Por meio da assessoria de imprensa da Secretaria Municipal da Saúde, a diretora-executiva do Postão, Demirse Ruffato, confirmou que o atendimento a novos pacientes foi interrompido às 20h do sábado. Ela explica que, como a demanda durante o dia foi muito grande, os profissionais do plantão passaram a atender somente os pacientes que já estavam na sala de emergência e em observação.
Conforme Demirse, em outras ocasiões em que não havia pediatras, o atendimento a novos pacientes era interrompido cerca de duas horas antes do plantão sem profissionais. No sábado, porém, verificou-se que o tempo necessário para transferir os pacientes internados para outros serviços seria maior. Ela destaca ainda que as pediatras presentes não passaram o plantão sem trabalhar, já que estavam acompanhando os pacientes já internados. Segundo a diretora, atender mais crianças naquele momento seria imprudente.
"O grande problema é não ter profissionais"
O Conselho Municipal de Saúde já tinha conhecimento da decisão tomada pela direção do Postão. Para a presidente da entidade, Fernanda Borkhardt, a situação expõe a o momento grave vivido pela saúde pública em Caxias.
— O grande absurdo é não ter pediatras durante o dia. Eu não tenho como emitir opinião se eles deviam ou não ter atendido (novos pacientes).
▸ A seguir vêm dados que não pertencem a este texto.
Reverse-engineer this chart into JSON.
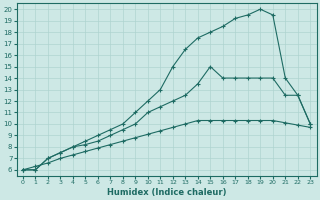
{
  "xlabel": "Humidex (Indice chaleur)",
  "ylabel": "",
  "bg_color": "#cde8e5",
  "grid_color": "#afd4d0",
  "line_color": "#1e6b63",
  "xlim": [
    -0.5,
    23.5
  ],
  "ylim": [
    5.5,
    20.5
  ],
  "xticks": [
    0,
    1,
    2,
    3,
    4,
    5,
    6,
    7,
    8,
    9,
    10,
    11,
    12,
    13,
    14,
    15,
    16,
    17,
    18,
    19,
    20,
    21,
    22,
    23
  ],
  "yticks": [
    6,
    7,
    8,
    9,
    10,
    11,
    12,
    13,
    14,
    15,
    16,
    17,
    18,
    19,
    20
  ],
  "line1_x": [
    0,
    1,
    2,
    3,
    4,
    5,
    6,
    7,
    8,
    9,
    10,
    11,
    12,
    13,
    14,
    15,
    16,
    17,
    18,
    19,
    20,
    21,
    22,
    23
  ],
  "line1_y": [
    6,
    6,
    7,
    7.5,
    8,
    8.5,
    9,
    9.5,
    10,
    11,
    12,
    13,
    15,
    16.5,
    17.5,
    18,
    18.5,
    19.2,
    19.5,
    20,
    19.5,
    14,
    12.5,
    10
  ],
  "line2_x": [
    0,
    1,
    2,
    3,
    4,
    5,
    6,
    7,
    8,
    9,
    10,
    11,
    12,
    13,
    14,
    15,
    16,
    17,
    18,
    19,
    20,
    21,
    22,
    23
  ],
  "line2_y": [
    6,
    6,
    7,
    7.5,
    8,
    8.2,
    8.5,
    9,
    9.5,
    10,
    11,
    11.5,
    12,
    12.5,
    13.5,
    15,
    14,
    14,
    14,
    14,
    14,
    12.5,
    12.5,
    10
  ],
  "line3_x": [
    0,
    1,
    2,
    3,
    4,
    5,
    6,
    7,
    8,
    9,
    10,
    11,
    12,
    13,
    14,
    15,
    16,
    17,
    18,
    19,
    20,
    21,
    22,
    23
  ],
  "line3_y": [
    6,
    6.3,
    6.6,
    7,
    7.3,
    7.6,
    7.9,
    8.2,
    8.5,
    8.8,
    9.1,
    9.4,
    9.7,
    10,
    10.3,
    10.3,
    10.3,
    10.3,
    10.3,
    10.3,
    10.3,
    10.1,
    9.9,
    9.7
  ]
}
Eu acho que nessa situação atípica e caótica também fica complicado para os profissionais seguirem atendendo durante a noite se no dia seguinte eles não teriam um colega para assumir aquele plantão — aponta.
A falta de pediatras no Postão e outros problemas do Sistema Único de Saúde (SUS) em Caxias foram discutidos em reunião com o secretário Municipal da Saúde, Geraldo Freitas Júnior, na tarde desta terça.
— Isso não pode mais estar acontecendo, não dá para esperar um pronto-atendimento pediátrico, que não é a solução, para resolver uma demanda que tem que ter uma medida para ontem. Precisamos analisar essas coisas. É um erro achar que só o que falta é o profissional, falta também toda a retaguarda. Depois que atende, ele precisa local adequado, medicação e leito para deixar a criança em observação — defende Fernanda.
Superlotação se repete
O Postão está superlotado há pelo menos três dias. A situação piorou nesta terça, conforme observado pelo Pioneiro. Por volta das 16h, os leitos da emergência estavam ocupados, bem como as poltronas da sala de observação, com 18 pessoas. Pacientes entraram em contato com a reportagem para relatar que por volta das 15h, uma das médicas teria informado aos usuários que a emergência estava lotada. Pelo menos cinco pacientes confirmaram ao Pioneiro que a médica usou a palavra interdição.
O diretor da rede de urgência e emergência do Postão, Fábio Baldisserotto, nega a interdição. Ele deixa claro que essa medida não pode ser tomada sem comunicação prévia ao Conselho Regional de Medicina e ao Ministério Público.
— Há, sim, superlotação, não conseguimos dar vazão aos leitos porque os hospitais que atendem a rede pública estão lotados. Muitos pacientes estão no Postão em regime de internação. Mesmo com a superlotação, qualquer emergência é atendida, e quem faz a regulação dos casos graves é o Samu, por meio do (programa) vaga zero. Casos de pacientes que não correm risco de vida têm de aguardar leito pela Central de Regulação de Leitos. Garanto que nenhum paciente deixará de ser atendido.
A UPA Zona Norte também está com a emergência lotada, e pelo menos oito pacientes aguardavam leito hospitalar há pelo menos 24 horas. No Postão, pelo relato dos usuários que esperavam atendimento nesta terça, desde as 9h havia fila e só por volta das 16h30min os pacientes começaram a ser chamados.
Ecografias
O Postão também não oferecerá ecografias até o domingo, dia 22. O médico que realiza os exames está em licença-saúde. Conforme a diretora-executiva do local, porém, a demanda para o procedimento é baixa e os médicos têm outras soluções para diagnosticar os pacientes.